Turning to the Fed, DB’s Peter Hooper does not expect recent events in Europe, even with some further intensification, to cause the Fed to put off its widely expected rate hike on June 2. However, it could result in a softening of the message that accompanies that hike. Such softening could include staying put with a median expectation of three hikes this year instead of moving to four, with prospects for individual dots to move lower. The bigger uncertainty for Fed policy will come around the September FOMC meeting, if Italy’s next election occurs ahead of that meeting. See Peter’s note for more.
Staying with the US, trade tensions with China are resurfacing ahead of next weeks’ trade talks (the 3rd round). Overnight, the White House said a final list of tariffs on $50bn of Chinese imports will be released by 15 June and the tariffs will be imposed “shortly thereafter”. Further, new restrictions on Chinese investments will be announced by June 30 and also implemented shortly after. On the other side, China’s Commerce Ministry said the US announcement was both surprising and within expectations, but China is “confident….and has the experience to protect its interests”.
Turning back to Spain, DB’s Marc de-Muizon noted that while political uncertainty has dialled-up back up again, he noted that the country does differ from Italy – i) Spain has weathered electoral and political uncertainty in recent years relatively well, ii) a clear majority of the electorate supports mainstream pro-EU parties and iii) the current economic momentum remains strong. In his latest note, he summarises the current Spanish political context, the latest developments and highlights potential scenarios going forward.

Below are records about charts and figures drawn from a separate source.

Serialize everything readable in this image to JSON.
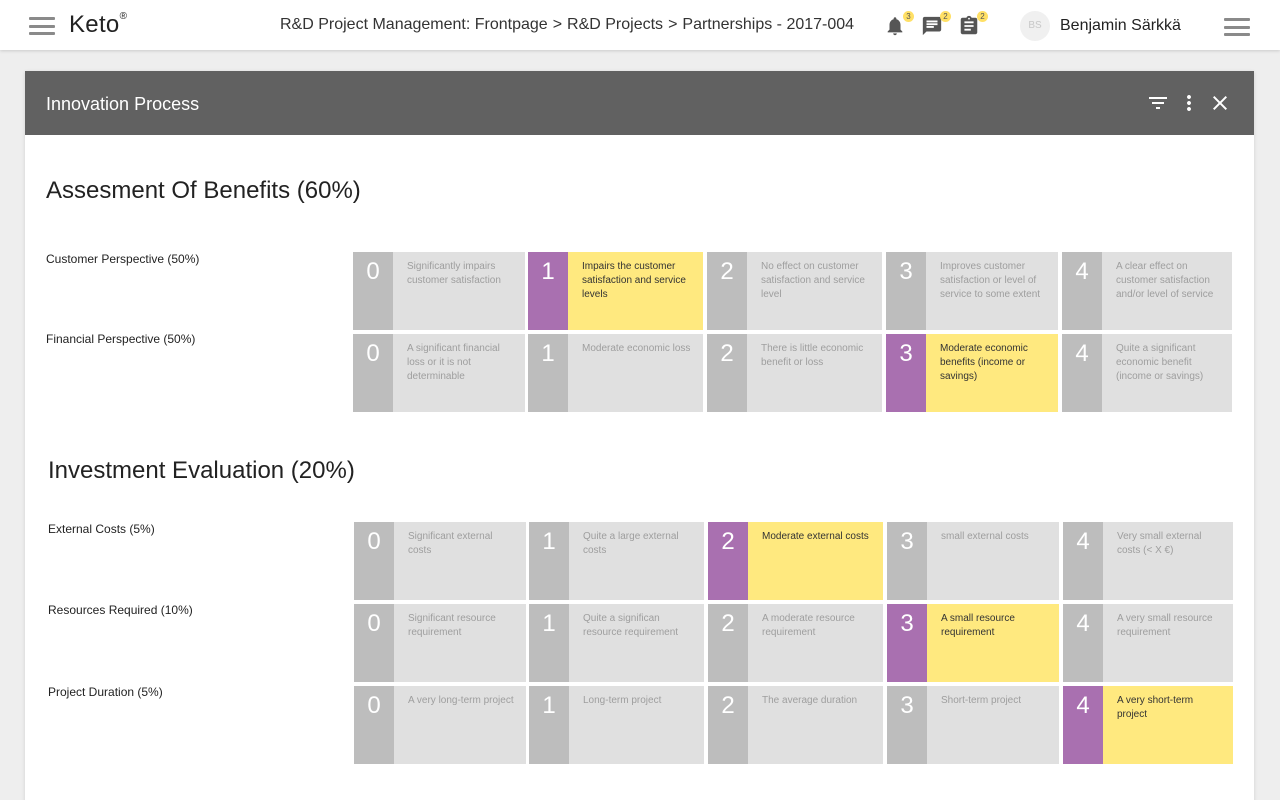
{
  "header": {
    "logo": "Keto",
    "logo_mark": "®",
    "breadcrumb": [
      "R&D Project Management: Frontpage",
      "R&D Projects",
      "Partnerships - 2017-004"
    ],
    "breadcrumb_sep": ">",
    "notifications": {
      "icon": "bell-icon",
      "count": "3"
    },
    "messages": {
      "icon": "chat-icon",
      "count": "2"
    },
    "tasks": {
      "icon": "clipboard-icon",
      "count": "2"
    },
    "user": {
      "initials": "BS",
      "name": "Benjamin Särkkä"
    }
  },
  "panel": {
    "title": "Innovation Process",
    "icons": [
      "filter-icon",
      "more-vertical-icon",
      "close-icon"
    ]
  },
  "colors": {
    "selected_background": "#ffe97f",
    "selected_number": "#a970b0",
    "unselected_background": "#e0e0e0",
    "unselected_number": "#bdbdbd",
    "panel_header": "#616161"
  },
  "sections": [
    {
      "title": "Assesment Of Benefits (60%)",
      "rows": [
        {
          "label": "Customer Perspective (50%)",
          "selected": 1,
          "options": [
            {
              "score": "0",
              "text": "Significantly impairs customer satisfaction"
            },
            {
              "score": "1",
              "text": "Impairs the customer satisfaction and service levels"
            },
            {
              "score": "2",
              "text": "No effect on customer satisfaction and service level"
            },
            {
              "score": "3",
              "text": "Improves customer satisfaction or level of service to some extent"
            },
            {
              "score": "4",
              "text": "A clear effect on customer satisfaction and/or level of service"
            }
          ]
        },
        {
          "label": "Financial Perspective (50%)",
          "selected": 3,
          "options": [
            {
              "score": "0",
              "text": "A significant financial loss or it is not determinable"
            },
            {
              "score": "1",
              "text": "Moderate economic loss"
            },
            {
              "score": "2",
              "text": "There is little economic benefit or loss"
            },
            {
              "score": "3",
              "text": "Moderate economic benefits (income or savings)"
            },
            {
              "score": "4",
              "text": "Quite a significant economic benefit (income or savings)"
            }
          ]
        }
      ]
    },
    {
      "title": "Investment Evaluation (20%)",
      "rows": [
        {
          "label": "External Costs (5%)",
          "selected": 2,
          "options": [
            {
              "score": "0",
              "text": "Significant external costs"
            },
            {
              "score": "1",
              "text": "Quite a large external costs"
            },
            {
              "score": "2",
              "text": "Moderate external costs"
            },
            {
              "score": "3",
              "text": "small external costs"
            },
            {
              "score": "4",
              "text": "Very small external costs (< X €)"
            }
          ]
        },
        {
          "label": "Resources Required (10%)",
          "selected": 3,
          "options": [
            {
              "score": "0",
              "text": "Significant resource requirement"
            },
            {
              "score": "1",
              "text": "Quite a significan resource requirement"
            },
            {
              "score": "2",
              "text": "A moderate resource requirement"
            },
            {
              "score": "3",
              "text": "A small resource requirement"
            },
            {
              "score": "4",
              "text": "A very small resource requirement"
            }
          ]
        },
        {
          "label": "Project Duration (5%)",
          "selected": 4,
          "options": [
            {
              "score": "0",
              "text": "A very long-term project"
            },
            {
              "score": "1",
              "text": "Long-term project"
            },
            {
              "score": "2",
              "text": "The average duration"
            },
            {
              "score": "3",
              "text": "Short-term project"
            },
            {
              "score": "4",
              "text": "A very short-term project"
            }
          ]
        }
      ]
    }
  ]
}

Before we take a look at today’s calendar, we wrap up with other data releases from yesterday. In the US, the May CB consumer confidence index rose 2.4pt mom to an in line print of 128. The mom improvement was mainly driven by the present situation index which rose 4.2pts mom to a fresh 17-year high of 161.7. The May Dallas Fed manufacturing index was above market at 26.8 (vs. 23 expected) with solid improvements in the production and employment indices. Elsewhere, the March S&P Corelogic house price index also beat with annual growth 6.8% yoy (vs. 6.45% expected).
The Euro area’s April money supply was in line at 3.9% yoy and after adjusting for sales and securitization, growth in household and non-financial corporate loans was steady at 2.9% yoy and 3.3% yoy respectively. Elsewhere, France’s May consumer confidence index was softer than expected at 100 (vs. 101) while Italy’s May reading edged down 3.2pts mom to 113.7 (vs. 116.5 expected).
Looking at the day ahead, the flash May CPI report for Germany (0.3% mom; 1.8% yoy expected) and Spain (1.7% yoy expected), along with the preliminary Q1 GDP release in France and May confidence indicators for the Euro area are due. In the US we’ll get the second revision to Q1 GDP along with May ADP employment change, April advance goods trade balance and April wholesale inventories data. The Fed’s Beige Book will also be out in the evening while the Fed is also scheduled to discuss changes to the Volcker Rule.